To Switch or Not to Switch: A Guide for Community Clinics Considering Changing EHRs

Walter Sujansky, Sujansky & Associates


Community Health Centers and EHRs

Community health centers (CHCs)1 are a critical part of California’s health care delivery system for the medically underserved. Statewide, 175 CHC organizations operate 1,400 clinic sites that provide primary medical, dental, vision, and behavioral health care to more than four million Californians, of which about 85% are Medicaid beneficiaries or are uninsured. Electronic health record systems (EHRs) are important tools used by about 90% of California’s CHCs to provide care, receive payment, and manage patient populations.

Changing Requirements

Shifts in the health care landscape are changing clinical and operational requirements for many clinics. At the same time, there is growing recognition of the complexity and cost of managing an EHR that fulfills these requirements. Further, as CHCs adopt value-based payment models with payers, improved EHR and data management for care coordination and population health management has the potential to increase revenues, reduce costs, and improve CHCs’ overall financial standing.

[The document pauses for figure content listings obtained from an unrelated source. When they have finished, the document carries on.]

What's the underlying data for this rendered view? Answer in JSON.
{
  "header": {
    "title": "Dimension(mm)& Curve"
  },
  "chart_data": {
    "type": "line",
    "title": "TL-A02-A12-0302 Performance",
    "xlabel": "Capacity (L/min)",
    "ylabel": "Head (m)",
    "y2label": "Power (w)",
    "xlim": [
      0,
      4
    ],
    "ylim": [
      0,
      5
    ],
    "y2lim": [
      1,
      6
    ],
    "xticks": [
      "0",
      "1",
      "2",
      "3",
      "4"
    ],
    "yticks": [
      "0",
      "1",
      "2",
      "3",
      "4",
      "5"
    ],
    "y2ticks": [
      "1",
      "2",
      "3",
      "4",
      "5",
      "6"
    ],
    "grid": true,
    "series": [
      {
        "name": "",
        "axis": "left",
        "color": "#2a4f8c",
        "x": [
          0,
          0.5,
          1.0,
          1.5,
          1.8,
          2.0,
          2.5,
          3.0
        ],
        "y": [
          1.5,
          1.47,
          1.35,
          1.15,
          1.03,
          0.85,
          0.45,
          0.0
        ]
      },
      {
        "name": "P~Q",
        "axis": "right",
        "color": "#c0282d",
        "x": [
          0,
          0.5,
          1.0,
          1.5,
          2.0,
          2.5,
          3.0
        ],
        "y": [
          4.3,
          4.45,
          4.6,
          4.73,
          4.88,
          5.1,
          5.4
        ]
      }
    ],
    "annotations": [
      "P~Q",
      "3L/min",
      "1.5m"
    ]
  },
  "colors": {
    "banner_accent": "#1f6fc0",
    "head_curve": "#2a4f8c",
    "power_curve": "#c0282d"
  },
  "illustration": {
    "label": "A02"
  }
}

In this environment, CHCs may reassess their needs and goals to decide whether a different product and/or a different model for EHR management might better serve them.

A Guide to Help with Decisionmaking

The purpose of this guide is to help CHC leaders weigh the costs and benefits of remaining with their current EHR (possibly with enhanced functionality) or switching to a different one. It is intended to be useful to all those participating in decisions about EHRs, not just to technical experts. The guide offers a stepwise approach to asking important questions, making decisions, and moving forward.

Notes

  1. CHCs include Federally Qualified Health Centers (FQHCs), FQHC Look-Alikes, and other health center program grantees.